Secondo il pensiero fascista, il liberalismo classico e il liberalismo in generale sono incompatibili con i principi totalitari che costituiscono la sua essenza. Tale critica fu avanzata con forza da Giovanni Gentile e Benito Mussolini, rispettivamente ne "Origini e dottrina del fascismo" del 1929[7] e ne "La Dottrina del Fascismo" del 1932[8]. La filosofia liberale è stata accusata di essere troppo individualista e di non considerare adeguatamente gli interessi collettivi della nazione, che invece costituiscono il fondamento del fascismo:

«Antiindividualistica, la concezione fascista è per lo Stato; ed è per l'individuo in quanto esso coincide con lo Stato, coscienza e volontà universale dell'uomo nella sua esistenza storica. È contro il liberalismo classico, che sorse dal bisogno di reagire all'assolutismo e ha esaurito la sua funzione storica da quando lo Stato si è trasformato nella stessa coscienza e volontà popolare. Il liberalismo negava lo Stato nell'interesse dell'individuo particolare; il fascismo riafferma lo Stato come la realtà vera dell'individuo. E se la libertà dev'essere l'attributo dell'uomo reale, e non di quell'astratto fantoccio a cui pensava il liberalismo individualistico, il fascismo è per la libertà. È per la sola libertà che possa essere una cosa seria, la libertà dello Stato e dell'individuo nello Stato. Giacché, per il fascista, tutto è nello Stato, e nulla di umano o spirituale esiste, e tanto meno ha valore, fuori dello Stato.
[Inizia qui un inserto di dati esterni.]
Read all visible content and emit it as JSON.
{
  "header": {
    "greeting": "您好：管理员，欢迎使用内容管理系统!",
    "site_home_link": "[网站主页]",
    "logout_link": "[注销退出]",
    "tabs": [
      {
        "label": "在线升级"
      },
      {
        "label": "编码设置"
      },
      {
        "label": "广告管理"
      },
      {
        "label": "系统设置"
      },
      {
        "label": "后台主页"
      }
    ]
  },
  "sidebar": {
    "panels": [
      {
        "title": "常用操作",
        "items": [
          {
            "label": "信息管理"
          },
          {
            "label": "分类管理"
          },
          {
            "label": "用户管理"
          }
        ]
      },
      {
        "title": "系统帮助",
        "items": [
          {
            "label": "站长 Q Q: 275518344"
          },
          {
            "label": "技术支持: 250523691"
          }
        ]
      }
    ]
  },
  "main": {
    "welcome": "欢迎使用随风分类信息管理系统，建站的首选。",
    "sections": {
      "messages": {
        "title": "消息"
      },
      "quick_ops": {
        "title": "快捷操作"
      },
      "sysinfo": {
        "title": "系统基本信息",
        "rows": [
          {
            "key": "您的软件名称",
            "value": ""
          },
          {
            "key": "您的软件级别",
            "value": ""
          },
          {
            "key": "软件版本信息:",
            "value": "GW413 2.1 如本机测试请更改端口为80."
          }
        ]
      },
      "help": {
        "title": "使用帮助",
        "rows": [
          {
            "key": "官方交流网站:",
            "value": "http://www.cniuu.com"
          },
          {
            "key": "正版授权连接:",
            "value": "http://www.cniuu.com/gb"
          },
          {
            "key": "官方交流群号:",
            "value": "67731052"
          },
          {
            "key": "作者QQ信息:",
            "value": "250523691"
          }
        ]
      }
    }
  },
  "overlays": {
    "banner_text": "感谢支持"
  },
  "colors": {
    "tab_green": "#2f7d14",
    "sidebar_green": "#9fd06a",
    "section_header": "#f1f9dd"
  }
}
In tal senso il fascismo è totalitario, e lo Stato fascista, sintesi e unità di ogni valore, interpreta, sviluppa e potenzia tutta la vita del popolo.»

(Benito Mussolini, La Dottrina del Fascismo, Idee fondamentali, VII)

Note

  1. ^ Andrew Vincent, Modern political ideologies, 3rd ed, Wiley-Blackwell, 2009, pp. 28-29, ISBN 978-1-4051-5495-6, OCLC 245025406. URL consultato il 18 ottobre 2021.
  2. ^ Friedrich von Hayek (a cura di), Liberalismo, su Enciclopedia del Novecento, Treccani, 1978.
    «In Inghilterra quest'uso del termine liberalismo comparve soltanto dopo l'unificazione di whigs e radicali in un unico partito, che dagli inizi degli anni quaranta divenne noto come Partito Liberale. E poiché i radicali si ispiravano in buona parte a quella che abbiamo designato come tradizione continentale, anche il Partito Liberale inglese all'epoca della sua massima influenza fece sue entrambe le tradizioni sopra menzionate. Stanti questi fatti, sarebbe scorretto qualificare come ‛liberale' esclusivamente l'una o l'altra delle due distinte tradizioni. Esse sono state talvolta designate come tipo ‛inglese', ‛classico' o ‛evoluzionistico', oppure come tipo ‛continentale' o ‛costruttivistico'»
  3. ^ Steven M. Dworetz, The Unvarnished Doctrine: Locke, Liberalism, and the American Revolution (1989).
  4. ^ Steven M. Dworetz (1994). The Unvarnished Doctrine: Locke, Liberalism, and the American Revolution.
  5. ^ (EN) Friedrich von Hayek, The Constitution of Liberty, Londra, Routledge, 1976, pp. 55-66, ISBN 9781317857808.
  6. ^ Guido De Ruggiero, Storia Del Liberalismo Europeo, Terza Edizione, Bari, Gius. Laterza & Figli, 1945, pp. 66-124, ISBN non esistente.
  7. ^ Giovanni Gentile, 3. Il tramonto del Risorgimento e il regno di Umberto 1., in Origini della dottrina del Fascismo, 1929.
  8. ^ Benito Mussolini, Idee Fondamentali (PDF), in La Dottrina del Fascismo, 1935 [1932], p. 3.